The industry focus at present is very much on the format, not only in CEE but Europe as a whole. Indeed, demonstrations have taken place in a number of countries and Sky 3D, the first channel offering 3D content, is due to launch next month in the UK and Ireland.
For 3D is to take off, there will have to be sufficient content available to broadcasters and – just as importantly – affordable receivers in the shops. There is certainly already growing enthusiasm for 3D in CEE: just this week UPC and Telefónica O2 in the Czech Republic (and by implication the companies’ other operations in Europe) have indicated that they are ready to start broadcasting in 3D.
What is more, 3D sets are due to start appearing in Czech shops this week. As recently as January, such a development was expected to be 2-3 years away.
Meanwhile in Poland, the alternative carrier Dialog is undertaking a 3D trial and Cyfra+ has said it will have a 3D strategy in place by the end of the year.

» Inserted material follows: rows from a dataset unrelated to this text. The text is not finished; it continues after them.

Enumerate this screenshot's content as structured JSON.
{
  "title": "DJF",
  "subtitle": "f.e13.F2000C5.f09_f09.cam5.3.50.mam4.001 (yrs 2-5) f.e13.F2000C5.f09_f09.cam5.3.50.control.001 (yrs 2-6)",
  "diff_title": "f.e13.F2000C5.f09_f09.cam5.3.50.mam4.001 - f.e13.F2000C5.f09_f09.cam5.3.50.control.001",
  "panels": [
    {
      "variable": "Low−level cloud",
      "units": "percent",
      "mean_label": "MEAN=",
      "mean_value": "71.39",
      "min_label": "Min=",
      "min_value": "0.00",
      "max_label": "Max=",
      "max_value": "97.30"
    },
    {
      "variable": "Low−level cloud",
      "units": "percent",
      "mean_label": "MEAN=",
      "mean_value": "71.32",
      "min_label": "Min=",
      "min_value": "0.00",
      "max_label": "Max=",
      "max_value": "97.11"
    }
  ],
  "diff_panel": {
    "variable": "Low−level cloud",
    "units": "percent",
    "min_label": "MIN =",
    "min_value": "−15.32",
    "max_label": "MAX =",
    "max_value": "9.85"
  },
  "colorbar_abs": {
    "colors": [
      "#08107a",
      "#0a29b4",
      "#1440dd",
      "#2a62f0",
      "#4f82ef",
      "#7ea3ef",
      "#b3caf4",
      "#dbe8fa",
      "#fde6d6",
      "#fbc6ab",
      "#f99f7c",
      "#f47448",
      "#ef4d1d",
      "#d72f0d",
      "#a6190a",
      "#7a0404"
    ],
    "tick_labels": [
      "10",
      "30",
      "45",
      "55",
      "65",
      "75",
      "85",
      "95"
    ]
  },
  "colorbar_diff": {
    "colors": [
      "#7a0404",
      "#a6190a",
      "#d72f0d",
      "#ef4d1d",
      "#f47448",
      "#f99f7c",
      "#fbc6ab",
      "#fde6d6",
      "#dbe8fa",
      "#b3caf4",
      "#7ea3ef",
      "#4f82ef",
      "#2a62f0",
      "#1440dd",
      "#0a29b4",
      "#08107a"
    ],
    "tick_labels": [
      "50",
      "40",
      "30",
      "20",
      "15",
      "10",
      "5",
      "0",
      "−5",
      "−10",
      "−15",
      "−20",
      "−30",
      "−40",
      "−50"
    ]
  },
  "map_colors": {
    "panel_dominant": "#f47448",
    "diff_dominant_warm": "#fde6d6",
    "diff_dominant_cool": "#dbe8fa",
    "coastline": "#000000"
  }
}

Given how quickly things are currently moving, this date could well be brought forward.
Poland, interestingly enough, is also about to become the leading producer of 3D TV sets in Europe. Earlier this year it was announced that LG would begin production in a factory near Wroclaw next month. Its output is expected to account for 80% of 3D TV sets sold on the continent this year.
Meanwhile in Russia, the DTH platform Platforma HD is understood to be involved in a 3D project with Samsung and General Satellite.
Coverage of major sporting events such as the World Cup in South Africa, now less than three months away, is likely to give a big boost to 3D.